Invention: The present invention is a device and associated methods that improve qPCR, especially in point-of-care settings, by allowing detection of PCR amplification and quantification of initial target amount to occur at an earlier amplification cycle. Ultimately this allows for faster results, and thus faster informed medical decision-making in the point-of-care setting. This innovation is possible through the novel utilization of interfacial effects in PCR reaction droplets.

 

Applications: This device and methods are applicable to improving qPCR generally, and are especially pertinent to the improvement of qPCR as it is used in the point-of-care setting. For instance, this system has been used experimentally to differentiate antibiotic-resistant bacteria from antibiotic-sensitive bacteria in as little as 5 minutes.

 

Advantages: This technology permits PCR amplification detection and quantification of initial target amount earlier in the PCR reaction, and thus provides healthcare professionals in the point-of-care setting with the ability to make critical decisions more quickly.
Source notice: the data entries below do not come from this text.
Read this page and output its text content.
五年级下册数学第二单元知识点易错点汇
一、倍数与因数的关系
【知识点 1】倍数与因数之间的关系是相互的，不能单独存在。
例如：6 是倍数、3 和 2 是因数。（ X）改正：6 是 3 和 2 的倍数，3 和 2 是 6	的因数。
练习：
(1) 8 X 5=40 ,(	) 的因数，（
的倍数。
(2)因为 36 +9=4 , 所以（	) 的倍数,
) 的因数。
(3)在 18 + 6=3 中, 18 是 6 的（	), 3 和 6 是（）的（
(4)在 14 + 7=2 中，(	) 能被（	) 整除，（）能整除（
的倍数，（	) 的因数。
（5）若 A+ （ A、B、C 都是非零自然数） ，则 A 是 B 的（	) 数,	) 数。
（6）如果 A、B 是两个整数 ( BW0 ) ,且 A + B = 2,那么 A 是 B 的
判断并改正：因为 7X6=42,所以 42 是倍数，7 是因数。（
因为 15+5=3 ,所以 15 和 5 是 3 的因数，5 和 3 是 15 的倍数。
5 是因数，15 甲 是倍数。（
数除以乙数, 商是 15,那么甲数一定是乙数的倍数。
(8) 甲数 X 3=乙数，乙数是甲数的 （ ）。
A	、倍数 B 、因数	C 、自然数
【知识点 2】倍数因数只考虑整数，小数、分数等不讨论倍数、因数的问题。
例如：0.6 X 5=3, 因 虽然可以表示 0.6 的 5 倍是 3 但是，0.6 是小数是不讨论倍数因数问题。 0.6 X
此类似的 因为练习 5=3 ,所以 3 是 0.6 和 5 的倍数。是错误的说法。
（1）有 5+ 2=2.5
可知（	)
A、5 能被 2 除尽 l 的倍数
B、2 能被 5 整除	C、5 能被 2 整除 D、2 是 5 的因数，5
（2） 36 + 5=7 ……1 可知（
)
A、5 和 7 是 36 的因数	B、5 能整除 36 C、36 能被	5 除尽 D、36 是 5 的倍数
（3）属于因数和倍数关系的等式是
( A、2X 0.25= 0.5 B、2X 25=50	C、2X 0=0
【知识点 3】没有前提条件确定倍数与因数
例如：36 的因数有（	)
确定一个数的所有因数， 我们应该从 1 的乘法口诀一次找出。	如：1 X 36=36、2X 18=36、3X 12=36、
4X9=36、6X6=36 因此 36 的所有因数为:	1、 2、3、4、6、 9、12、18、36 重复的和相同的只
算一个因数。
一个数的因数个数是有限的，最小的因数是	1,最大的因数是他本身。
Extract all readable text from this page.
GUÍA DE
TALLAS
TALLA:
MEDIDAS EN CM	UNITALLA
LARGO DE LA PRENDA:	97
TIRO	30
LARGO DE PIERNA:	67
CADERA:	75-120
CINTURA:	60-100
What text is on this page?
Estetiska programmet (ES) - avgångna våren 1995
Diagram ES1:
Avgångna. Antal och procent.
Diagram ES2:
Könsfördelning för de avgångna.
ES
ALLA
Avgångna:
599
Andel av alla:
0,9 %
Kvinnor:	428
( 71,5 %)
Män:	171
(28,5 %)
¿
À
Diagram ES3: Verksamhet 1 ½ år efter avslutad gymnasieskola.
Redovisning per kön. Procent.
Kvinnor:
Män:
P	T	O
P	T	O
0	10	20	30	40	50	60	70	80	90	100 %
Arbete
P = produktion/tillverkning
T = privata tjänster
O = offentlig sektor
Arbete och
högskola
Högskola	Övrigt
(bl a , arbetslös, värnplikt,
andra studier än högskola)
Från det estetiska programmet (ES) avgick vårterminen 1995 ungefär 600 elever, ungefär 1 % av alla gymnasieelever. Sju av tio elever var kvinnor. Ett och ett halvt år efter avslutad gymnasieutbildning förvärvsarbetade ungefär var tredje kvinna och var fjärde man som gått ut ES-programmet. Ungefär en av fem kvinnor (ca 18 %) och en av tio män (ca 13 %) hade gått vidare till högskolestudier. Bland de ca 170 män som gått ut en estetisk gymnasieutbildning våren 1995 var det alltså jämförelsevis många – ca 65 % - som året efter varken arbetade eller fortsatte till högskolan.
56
Detection of PCR amplification and quantification of initial target amount can occur as early as the fifth thermocycle, and sample preparation requirements are also reduced, meaning that detection and quantification can occur within 5 minutes of obtaining a sample. Further, the present technology allows for each thermocycle to occur faster than existing methods, separates contaminant proteins that can slow PCR from PCR reactants, and allows for sub-picogram limits of detection.